Documentation note: Record the comparison between the related party note and the working paper list. Document the conclusion on Vermeer Advies (no disclosure required). Confirm that the arm's-length assertion for the construction work is supported by the cost comparison performed in step 3.

ISA 550.16-18 cover what happens when you find a related party or transaction that management didn't disclose. This is more common than it should be, and the procedures are specific.

When you identify a previously unidentified related party, ISA 550.16 requires you to promptly communicate the information to other members of the engagement team. If the audit senior discovers an undisclosed relationship during accounts payable testing, the engagement manager needs to know before the related party section is finalised.

ISA 550.17 requires the auditor to request management to identify all transactions with the newly identified related party. You can't just add the party to the list and move on. You need to understand the full scope of the relationship and its financial impact.

ISA 550.18 asks why. Why did management's controls fail to identify this relationship? Was it an oversight (the CEO forgot to mention a dormant company), or was it intentional concealment? The answer affects your fraud risk assessment. If the omission was deliberate, it's a fraud risk indicator under ISA 240, and you need to reassess the integrity of management's other representations about related parties.

If the previously unidentified related party or transaction is significant, reconsider whether your audit procedures for other related party matters are sufficient. A single discovered omission suggests the related party identification process at the entity may be incomplete, and other relationships may also be missing.

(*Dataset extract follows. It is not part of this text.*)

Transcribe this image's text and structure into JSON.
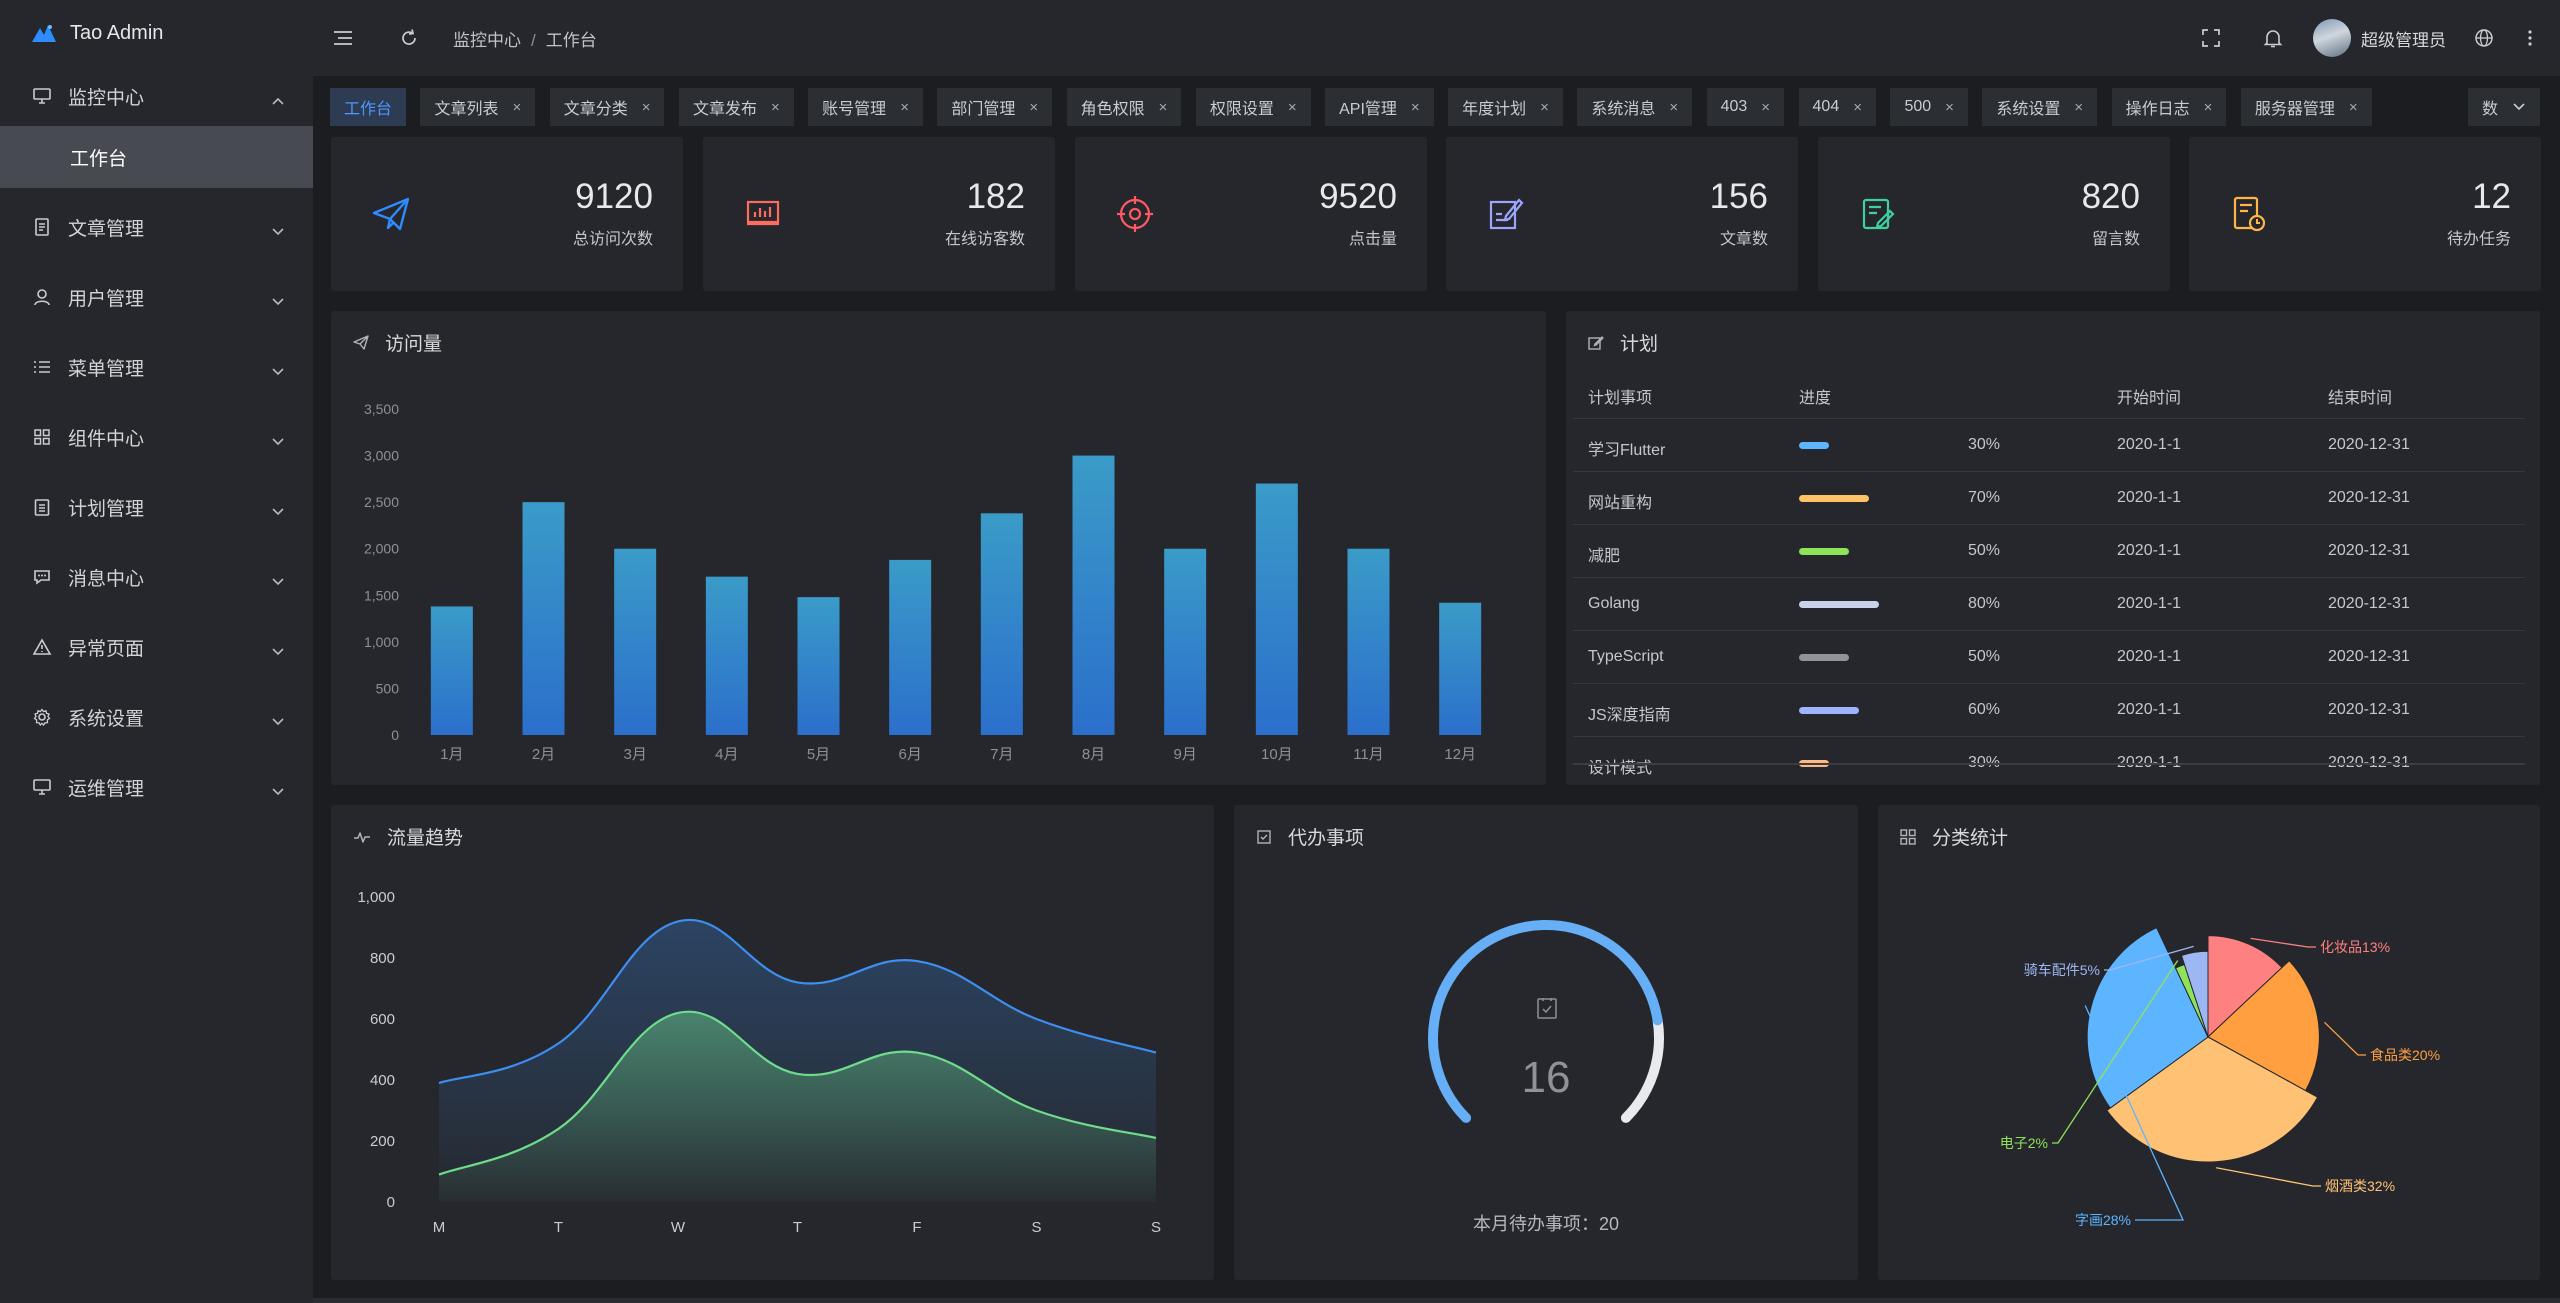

  1. Obtain management's list of related parties and their transactions, then corroborate it through independent procedures: commercial register searches, prior-year working paper review, board minute review, and intercompany reconciliation review (ISA 550.11-13).
  2. Communicate identified related parties to all engagement team members and instruct the team to remain alert for previously unidentified related party indicators throughout fieldwork (ISA 550.15).
  3. For each significant related party transaction outside the normal course of business, obtain and inspect the underlying contract, verify board or shareholder approval, and evaluate the business rationale (ISA 550.19-20).
  4. Test any arm's-length assertion by obtaining comparable market data, independent valuations, or other evidence that supports the disclosed terms (ISA 550.22).
  5. Compare the related party note in the financial statements to your complete working paper list and verify that amounts, relationships, terms, and outstanding balances are accurately and completely disclosed (ISA 550.25-27).
  6. If the entity cannot provide evidence supporting an arm's-length assertion, request removal of the assertion from the disclosures or consider the effect on your audit opinion (ISA 550.23).

Common mistakes

  • Performing no related party identification procedures beyond asking management and relying on the prior-year list. The FRC has flagged this as a recurring deficiency, particularly where the auditor failed to search public registers or review board minutes for evidence of undisclosed relationships.
  • Accepting a management representation that related party transactions were on arm's-length terms without obtaining any corroborative evidence. ISA 550.22 requires evidence, not assertion. A management representation letter is not a substitute for testing.
  • Failing to communicate identified related parties across the engagement team, particularly on multi-location audits where different team members may encounter related party indicators in different working paper sections without connecting them.